Microsoft hat damit begonnen Edge auf Chromium-Basis zu verteilen. Microsoft hat dabei die Rendering-Engine EdgeHTML vollständig auf Chromium umgestellt. Der neue Microsoft Edge erhält zudem ein völlig neu gestaltetes Logo und soll für eine Vielzahl an Betriebssystemen erscheinen. Neben Windows 10, Windows 8.1 und dem gerade erst zu Grabe getragenen Windows 7 sollen zu einem späteren Zeitpunkt auch Versionen für Windows 10 on ARM, macOS und Linux erscheinen. Zu den prominentesten Neuerungen des Edge-Browsers auf Chromium-Basis zählen neben der neuen Rendering-Engine ein Sandbox-Modus, ein Tracking-Schutz mit besserer Verfolgungsverhinderung („Tracking Prevention“) und eine aufgebohrte Bing-Suche. Für den Schutz der persönlichen Daten bieten Edge und Bing zudem einen überarbeiteten Privat-Modus.

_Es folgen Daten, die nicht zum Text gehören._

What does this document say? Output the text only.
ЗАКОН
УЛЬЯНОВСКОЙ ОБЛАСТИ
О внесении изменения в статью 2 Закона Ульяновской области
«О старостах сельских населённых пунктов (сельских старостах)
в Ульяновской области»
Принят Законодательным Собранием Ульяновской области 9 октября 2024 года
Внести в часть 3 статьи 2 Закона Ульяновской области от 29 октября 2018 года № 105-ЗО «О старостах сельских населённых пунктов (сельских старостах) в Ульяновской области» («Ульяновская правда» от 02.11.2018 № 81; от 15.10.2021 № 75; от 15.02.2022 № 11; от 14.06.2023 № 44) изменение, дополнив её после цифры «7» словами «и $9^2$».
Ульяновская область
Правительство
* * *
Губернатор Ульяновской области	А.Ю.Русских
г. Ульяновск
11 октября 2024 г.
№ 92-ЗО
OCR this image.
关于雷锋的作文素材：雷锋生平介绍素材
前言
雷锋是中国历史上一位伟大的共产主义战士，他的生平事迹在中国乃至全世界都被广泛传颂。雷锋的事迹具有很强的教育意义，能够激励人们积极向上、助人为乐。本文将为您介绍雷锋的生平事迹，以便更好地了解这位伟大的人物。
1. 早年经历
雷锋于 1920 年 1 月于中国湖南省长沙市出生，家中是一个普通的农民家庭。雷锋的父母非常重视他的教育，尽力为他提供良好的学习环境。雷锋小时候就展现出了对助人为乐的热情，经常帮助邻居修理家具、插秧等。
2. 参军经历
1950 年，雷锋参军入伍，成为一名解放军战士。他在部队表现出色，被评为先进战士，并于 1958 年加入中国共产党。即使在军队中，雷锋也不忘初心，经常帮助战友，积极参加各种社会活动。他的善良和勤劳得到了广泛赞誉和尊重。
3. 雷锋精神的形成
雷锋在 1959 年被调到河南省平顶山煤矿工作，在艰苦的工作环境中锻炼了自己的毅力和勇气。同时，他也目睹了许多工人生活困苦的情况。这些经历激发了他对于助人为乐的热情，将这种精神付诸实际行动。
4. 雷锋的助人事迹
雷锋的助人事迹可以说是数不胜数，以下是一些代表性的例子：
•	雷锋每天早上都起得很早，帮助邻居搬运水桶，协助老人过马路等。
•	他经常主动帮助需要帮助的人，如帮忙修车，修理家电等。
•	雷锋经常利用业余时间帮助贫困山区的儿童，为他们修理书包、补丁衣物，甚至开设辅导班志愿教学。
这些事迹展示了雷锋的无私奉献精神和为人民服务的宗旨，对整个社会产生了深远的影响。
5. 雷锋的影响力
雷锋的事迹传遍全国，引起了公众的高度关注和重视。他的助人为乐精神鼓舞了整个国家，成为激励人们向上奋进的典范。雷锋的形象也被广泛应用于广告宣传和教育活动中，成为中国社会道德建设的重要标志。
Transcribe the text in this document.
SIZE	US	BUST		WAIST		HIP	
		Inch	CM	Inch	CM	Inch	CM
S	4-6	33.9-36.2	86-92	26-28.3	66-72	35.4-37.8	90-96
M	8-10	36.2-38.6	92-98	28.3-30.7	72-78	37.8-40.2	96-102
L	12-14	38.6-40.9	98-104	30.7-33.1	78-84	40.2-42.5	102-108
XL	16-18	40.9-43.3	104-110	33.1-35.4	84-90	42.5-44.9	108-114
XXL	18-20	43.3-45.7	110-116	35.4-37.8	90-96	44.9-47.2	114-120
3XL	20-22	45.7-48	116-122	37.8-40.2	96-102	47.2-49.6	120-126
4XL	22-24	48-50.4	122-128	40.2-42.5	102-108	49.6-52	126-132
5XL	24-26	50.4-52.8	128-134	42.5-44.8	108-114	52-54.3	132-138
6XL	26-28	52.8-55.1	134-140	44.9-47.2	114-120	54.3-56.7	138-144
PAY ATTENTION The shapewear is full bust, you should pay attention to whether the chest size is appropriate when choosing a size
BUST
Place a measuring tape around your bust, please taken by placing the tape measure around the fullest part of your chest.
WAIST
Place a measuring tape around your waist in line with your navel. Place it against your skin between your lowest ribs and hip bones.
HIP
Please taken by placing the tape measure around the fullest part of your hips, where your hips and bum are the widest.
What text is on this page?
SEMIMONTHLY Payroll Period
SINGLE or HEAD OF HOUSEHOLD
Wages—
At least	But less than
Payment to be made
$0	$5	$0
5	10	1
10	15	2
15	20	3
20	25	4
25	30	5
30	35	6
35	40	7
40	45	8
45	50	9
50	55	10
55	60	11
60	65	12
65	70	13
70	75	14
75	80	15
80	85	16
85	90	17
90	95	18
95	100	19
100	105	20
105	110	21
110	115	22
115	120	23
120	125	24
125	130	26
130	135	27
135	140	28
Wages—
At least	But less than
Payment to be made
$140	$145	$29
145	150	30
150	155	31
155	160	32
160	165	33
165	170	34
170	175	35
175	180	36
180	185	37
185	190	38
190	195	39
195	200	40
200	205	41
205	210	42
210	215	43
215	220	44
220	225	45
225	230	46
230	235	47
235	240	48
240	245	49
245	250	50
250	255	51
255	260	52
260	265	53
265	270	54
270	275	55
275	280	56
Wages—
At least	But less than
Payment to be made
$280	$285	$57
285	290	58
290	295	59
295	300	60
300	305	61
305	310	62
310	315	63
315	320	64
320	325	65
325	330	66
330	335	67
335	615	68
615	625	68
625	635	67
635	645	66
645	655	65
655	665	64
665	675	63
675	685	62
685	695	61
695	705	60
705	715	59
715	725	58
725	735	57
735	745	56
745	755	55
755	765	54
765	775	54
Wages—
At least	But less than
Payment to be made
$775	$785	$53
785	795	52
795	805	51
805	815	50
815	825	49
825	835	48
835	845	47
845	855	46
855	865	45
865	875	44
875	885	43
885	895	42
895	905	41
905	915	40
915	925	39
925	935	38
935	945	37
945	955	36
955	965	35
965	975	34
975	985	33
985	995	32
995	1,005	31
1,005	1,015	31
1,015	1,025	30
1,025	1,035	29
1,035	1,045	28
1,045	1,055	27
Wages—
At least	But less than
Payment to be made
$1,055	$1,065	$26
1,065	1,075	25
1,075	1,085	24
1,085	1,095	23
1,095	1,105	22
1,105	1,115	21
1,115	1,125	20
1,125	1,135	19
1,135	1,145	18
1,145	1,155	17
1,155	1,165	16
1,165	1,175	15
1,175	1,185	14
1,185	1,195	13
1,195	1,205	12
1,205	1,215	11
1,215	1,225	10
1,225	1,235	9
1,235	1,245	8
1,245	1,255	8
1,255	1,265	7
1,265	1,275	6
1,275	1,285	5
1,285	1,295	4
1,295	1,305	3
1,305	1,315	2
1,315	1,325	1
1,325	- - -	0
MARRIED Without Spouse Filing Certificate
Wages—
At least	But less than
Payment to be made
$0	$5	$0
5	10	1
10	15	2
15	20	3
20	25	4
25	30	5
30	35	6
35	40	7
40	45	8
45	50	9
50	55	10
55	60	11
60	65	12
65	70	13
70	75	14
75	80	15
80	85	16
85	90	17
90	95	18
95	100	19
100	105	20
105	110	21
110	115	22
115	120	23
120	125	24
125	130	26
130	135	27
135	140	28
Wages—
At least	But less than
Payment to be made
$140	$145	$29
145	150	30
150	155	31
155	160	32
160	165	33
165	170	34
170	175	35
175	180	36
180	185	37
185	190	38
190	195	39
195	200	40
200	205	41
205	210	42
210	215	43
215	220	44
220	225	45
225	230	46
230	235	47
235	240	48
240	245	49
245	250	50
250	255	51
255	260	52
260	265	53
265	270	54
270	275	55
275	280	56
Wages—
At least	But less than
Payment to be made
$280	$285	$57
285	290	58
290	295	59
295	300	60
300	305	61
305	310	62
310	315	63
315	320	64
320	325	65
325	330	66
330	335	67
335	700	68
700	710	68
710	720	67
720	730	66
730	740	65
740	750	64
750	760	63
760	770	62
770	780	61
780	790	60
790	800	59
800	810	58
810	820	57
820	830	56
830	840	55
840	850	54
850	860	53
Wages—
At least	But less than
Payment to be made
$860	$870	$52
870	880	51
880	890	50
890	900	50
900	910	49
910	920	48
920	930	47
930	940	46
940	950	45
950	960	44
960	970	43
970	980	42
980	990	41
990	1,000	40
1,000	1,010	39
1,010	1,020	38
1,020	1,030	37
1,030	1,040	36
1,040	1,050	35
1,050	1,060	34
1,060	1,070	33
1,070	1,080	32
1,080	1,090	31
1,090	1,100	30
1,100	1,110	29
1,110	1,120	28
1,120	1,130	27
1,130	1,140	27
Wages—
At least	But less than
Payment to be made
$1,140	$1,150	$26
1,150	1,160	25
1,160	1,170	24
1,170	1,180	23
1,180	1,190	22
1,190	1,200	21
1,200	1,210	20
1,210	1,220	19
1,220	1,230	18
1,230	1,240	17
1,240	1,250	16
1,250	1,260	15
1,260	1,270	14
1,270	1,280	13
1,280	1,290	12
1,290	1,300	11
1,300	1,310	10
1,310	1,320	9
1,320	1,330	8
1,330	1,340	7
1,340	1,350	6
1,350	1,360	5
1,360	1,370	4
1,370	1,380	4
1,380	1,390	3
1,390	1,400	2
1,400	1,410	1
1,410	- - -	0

Update manuell durchführen

Der Rollout des neuen Edge-Browsers auf Chromium-Basis erfolgt ganz offensichtlich in Wellen. Denn obwohl einige Anwender bereits in den Genuss des runderneuerten Webbrowsers mit neuer Rendering-Engine gekommen sind, melden sich immer mehr Nutzer zu Wort, die trotz Installation aller verfügbaren Updates noch immer die alte Version mit EgdeHTML auf ihrem System vorfinden.

Microsoft Edge auf Chromium-Basis steht auch für ein manuelles Update zum Download  bereit und ersetzt nach der Installation den bisherigen Edge-Browser. Das Update kann nicht ohne Weiteres rückgängig gemacht werden.